We love lavender!

In the middle of the southern Waldviertel, we grow organic lavender and produce essential organic lavender oil. With our English lavender varieties we produce syrup, dried lavender flowers and mazarates.

It began in 2012 with the first experiments in lavender cultivation. As life sometimes goes, we unknowingly planted more than 2 hectares of lavender in 2014 in the first year of a three-year dry season in the Waldviertel. This cultivation failed due to the dry years. We learned from this and, together with the Buhl family, started a new experiment in 2018 on a particularly well-suited piece of land. This worked very well and the Buhl family looks after this field wonderfully with great dedication and diligence. All equipment for cultivation and care was built in-house and has proven to be excellent.

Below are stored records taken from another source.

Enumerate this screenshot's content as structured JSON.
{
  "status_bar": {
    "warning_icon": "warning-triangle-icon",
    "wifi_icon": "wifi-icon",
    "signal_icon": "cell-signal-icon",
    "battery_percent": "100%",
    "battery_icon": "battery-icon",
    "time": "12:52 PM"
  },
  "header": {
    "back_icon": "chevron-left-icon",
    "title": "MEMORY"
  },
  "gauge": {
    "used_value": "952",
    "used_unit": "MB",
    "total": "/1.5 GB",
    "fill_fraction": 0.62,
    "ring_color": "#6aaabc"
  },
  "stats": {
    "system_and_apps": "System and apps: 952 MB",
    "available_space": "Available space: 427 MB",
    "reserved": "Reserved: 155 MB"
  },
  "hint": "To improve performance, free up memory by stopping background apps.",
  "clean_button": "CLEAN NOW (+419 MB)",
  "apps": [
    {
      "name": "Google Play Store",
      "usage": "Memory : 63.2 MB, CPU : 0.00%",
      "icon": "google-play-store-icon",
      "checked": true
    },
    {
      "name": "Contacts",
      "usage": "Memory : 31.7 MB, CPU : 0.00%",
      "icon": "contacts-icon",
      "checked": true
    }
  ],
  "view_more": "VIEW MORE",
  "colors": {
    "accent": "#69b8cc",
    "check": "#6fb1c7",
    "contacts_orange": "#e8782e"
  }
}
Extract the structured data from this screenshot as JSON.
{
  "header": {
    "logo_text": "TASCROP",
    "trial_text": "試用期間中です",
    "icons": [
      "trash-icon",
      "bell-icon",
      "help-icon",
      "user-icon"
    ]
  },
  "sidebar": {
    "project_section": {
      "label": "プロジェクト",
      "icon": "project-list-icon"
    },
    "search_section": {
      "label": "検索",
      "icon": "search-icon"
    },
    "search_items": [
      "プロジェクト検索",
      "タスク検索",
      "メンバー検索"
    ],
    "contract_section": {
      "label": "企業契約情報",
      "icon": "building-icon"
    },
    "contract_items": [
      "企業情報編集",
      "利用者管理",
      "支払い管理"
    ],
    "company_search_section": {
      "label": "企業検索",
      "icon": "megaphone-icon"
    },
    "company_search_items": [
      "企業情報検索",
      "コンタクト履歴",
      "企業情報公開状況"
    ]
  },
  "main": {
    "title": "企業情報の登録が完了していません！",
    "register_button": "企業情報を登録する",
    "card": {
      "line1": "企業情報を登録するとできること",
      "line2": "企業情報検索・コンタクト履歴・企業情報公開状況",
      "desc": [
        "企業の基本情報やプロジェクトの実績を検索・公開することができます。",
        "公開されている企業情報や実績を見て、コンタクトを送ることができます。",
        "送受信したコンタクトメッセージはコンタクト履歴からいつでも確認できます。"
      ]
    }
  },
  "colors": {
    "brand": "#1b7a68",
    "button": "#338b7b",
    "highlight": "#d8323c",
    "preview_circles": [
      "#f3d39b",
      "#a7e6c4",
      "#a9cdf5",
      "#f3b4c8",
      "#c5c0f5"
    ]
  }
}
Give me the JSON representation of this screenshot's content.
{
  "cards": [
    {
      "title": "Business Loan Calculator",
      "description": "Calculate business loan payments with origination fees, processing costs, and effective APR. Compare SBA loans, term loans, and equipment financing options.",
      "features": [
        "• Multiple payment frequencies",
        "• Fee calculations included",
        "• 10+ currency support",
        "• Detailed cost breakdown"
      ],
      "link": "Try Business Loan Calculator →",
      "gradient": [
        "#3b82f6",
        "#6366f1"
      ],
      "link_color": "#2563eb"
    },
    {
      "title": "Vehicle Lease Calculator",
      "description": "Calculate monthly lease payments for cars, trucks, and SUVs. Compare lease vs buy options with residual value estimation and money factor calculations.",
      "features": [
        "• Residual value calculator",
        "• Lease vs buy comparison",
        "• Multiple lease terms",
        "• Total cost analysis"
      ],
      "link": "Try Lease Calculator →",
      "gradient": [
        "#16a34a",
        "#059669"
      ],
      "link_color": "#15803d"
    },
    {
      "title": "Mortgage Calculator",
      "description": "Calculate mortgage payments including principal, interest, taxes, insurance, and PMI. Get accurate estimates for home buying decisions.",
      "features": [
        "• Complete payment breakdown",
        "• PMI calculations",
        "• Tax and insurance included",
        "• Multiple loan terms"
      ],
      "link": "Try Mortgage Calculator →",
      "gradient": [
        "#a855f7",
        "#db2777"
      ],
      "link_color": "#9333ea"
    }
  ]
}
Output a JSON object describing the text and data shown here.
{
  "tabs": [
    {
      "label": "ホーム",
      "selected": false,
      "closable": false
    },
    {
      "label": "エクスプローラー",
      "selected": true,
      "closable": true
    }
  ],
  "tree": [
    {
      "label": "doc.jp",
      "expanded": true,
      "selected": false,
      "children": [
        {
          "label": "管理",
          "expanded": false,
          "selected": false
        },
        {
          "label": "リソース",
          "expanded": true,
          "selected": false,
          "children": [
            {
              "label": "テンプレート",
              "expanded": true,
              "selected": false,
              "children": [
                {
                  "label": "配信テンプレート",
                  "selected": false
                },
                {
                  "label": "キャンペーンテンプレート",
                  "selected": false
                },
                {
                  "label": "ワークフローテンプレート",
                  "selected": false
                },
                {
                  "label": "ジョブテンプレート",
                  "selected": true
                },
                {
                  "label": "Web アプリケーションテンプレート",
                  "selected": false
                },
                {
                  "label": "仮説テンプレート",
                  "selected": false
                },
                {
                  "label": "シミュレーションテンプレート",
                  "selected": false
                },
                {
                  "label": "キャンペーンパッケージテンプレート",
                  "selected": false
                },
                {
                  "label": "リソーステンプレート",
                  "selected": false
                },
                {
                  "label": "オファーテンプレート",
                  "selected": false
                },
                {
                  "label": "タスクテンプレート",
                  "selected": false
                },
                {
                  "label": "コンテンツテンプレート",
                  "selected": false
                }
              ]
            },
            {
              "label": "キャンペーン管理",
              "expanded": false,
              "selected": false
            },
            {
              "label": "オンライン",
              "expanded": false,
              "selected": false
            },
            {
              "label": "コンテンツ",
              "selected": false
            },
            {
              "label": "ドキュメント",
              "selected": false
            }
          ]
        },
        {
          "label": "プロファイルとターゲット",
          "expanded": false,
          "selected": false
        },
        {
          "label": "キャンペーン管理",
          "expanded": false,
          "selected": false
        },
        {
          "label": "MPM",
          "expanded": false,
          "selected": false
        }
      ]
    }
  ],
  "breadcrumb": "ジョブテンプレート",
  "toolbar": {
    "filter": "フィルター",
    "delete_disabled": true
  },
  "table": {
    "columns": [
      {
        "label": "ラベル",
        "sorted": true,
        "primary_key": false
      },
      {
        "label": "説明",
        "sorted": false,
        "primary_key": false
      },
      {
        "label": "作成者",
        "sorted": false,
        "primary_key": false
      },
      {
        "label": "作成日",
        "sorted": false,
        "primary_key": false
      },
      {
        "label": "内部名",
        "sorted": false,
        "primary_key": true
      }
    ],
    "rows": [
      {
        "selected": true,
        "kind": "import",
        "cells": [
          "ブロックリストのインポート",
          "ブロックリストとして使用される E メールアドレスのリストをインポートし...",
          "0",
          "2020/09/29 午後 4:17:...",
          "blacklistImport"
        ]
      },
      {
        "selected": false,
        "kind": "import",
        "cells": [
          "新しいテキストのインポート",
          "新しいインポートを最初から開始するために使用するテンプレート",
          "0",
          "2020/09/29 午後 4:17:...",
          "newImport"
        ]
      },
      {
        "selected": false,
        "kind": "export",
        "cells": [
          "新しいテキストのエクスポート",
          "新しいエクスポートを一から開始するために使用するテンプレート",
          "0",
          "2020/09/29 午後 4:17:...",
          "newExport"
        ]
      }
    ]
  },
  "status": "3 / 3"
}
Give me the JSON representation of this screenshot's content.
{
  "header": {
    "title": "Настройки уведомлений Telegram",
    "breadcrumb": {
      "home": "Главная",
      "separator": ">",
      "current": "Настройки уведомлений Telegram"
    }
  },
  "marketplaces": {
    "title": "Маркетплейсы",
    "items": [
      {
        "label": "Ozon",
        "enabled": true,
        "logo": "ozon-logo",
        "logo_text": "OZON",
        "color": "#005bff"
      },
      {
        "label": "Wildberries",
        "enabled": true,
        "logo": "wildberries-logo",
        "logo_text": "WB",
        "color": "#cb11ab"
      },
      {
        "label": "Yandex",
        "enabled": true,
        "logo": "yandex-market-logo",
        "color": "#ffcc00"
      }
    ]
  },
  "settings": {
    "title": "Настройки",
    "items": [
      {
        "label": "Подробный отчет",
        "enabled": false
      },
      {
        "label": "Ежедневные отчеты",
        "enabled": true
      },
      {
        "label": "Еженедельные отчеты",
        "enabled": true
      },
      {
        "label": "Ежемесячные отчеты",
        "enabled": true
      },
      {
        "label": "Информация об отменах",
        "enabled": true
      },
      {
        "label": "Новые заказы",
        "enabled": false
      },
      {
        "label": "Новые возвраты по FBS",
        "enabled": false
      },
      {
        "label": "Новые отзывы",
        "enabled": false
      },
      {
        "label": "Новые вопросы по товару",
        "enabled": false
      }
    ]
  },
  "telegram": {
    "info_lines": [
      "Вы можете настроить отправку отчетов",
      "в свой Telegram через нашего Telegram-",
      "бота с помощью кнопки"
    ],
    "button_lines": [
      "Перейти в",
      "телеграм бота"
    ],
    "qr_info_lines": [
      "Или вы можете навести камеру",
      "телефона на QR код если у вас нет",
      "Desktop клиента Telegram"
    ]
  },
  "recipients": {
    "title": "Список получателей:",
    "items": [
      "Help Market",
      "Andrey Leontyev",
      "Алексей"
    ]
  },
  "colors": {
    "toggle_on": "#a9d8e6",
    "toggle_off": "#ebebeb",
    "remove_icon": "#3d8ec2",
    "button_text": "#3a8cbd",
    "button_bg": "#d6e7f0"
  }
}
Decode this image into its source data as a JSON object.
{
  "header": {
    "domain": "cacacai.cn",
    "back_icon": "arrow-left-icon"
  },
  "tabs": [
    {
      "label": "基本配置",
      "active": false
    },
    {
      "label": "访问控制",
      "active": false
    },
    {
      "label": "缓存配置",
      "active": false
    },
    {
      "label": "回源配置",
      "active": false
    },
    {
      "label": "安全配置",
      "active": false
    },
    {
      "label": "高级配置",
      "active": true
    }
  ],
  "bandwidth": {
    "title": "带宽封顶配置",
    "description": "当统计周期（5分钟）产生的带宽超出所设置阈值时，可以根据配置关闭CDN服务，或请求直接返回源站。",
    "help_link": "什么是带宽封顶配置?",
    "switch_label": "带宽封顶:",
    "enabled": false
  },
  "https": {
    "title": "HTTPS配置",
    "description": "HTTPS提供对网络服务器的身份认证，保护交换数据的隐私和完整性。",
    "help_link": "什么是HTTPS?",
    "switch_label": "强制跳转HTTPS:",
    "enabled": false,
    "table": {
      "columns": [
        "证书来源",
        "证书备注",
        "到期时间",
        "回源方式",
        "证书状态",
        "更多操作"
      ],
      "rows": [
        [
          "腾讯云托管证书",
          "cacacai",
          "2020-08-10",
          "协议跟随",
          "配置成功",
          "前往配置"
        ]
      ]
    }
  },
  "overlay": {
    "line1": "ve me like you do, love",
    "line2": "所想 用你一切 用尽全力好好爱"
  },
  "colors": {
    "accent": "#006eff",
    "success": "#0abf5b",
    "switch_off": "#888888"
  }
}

The lavender harvest takes place in July and August and represents the high point of the lavender season for us. A time when we always have visitors in the field. In 2019, Richard König from St. Charles Pharmacy there, actively helped with the harvest and created a video. You can find the video on facebook with the following link:

The heart of the lavender processing is our farm's own steam still. Since 2012 I have been engaged in herbal distillation, a craft that is not so easy to learn. The literature on this is scant, and much of what is described in books has in practice turned out to be plain wrong. After a long research and a lot of refreshing of my knowledge of thermodynamics, I designed the herbal stills together with a distillation colleague and then had them built. The system is designed in such a way that a 200 liter and a 400 liter stainless steel still use a coil cooler separately. This makes it possible to distill even small amounts of seasonal herbs and at the same time to quickly handle the large amount of lavender.

The English lavender is also a lavender fine and yet very different.

The Romans brought lavender to England and cultivated it there. Only from there did he come to Provence, which managed to become famous for it. This is why most people believe that lavender can only thrive in the Mediterranean region. Not even close. Today there are three genetic centers of Lavandaula angustifolia, as the real lavender is called. These are England, France and Bulgaria. Bulgaria is the world's largest cultivation area, real lavender is dying out in France and there are fine small cultures in England. There are around 400 subspecies of true lavender worldwide. The English varieties predominate overall, as new varieties have been developed in the gardens for centuries. We grow 5 varieties of English Lavender and use these varieties for syrup, for dried lavender and for maceration for extracts.

Lavender blossoms are usually dried industrially these days, and this is what the dried blossoms usually look like. We harvest by hand with forged scissors, bind them in bundles and slowly dry them in the kiln in the shade with a draft. The flowers are then carefully and carefully rubbed off by hand and shaken through several sieves to remove small pieces of stems and dry leaf residue. You can see that from the beautiful dark blue flowers, which are suitable both as a tea and as a spice in any form.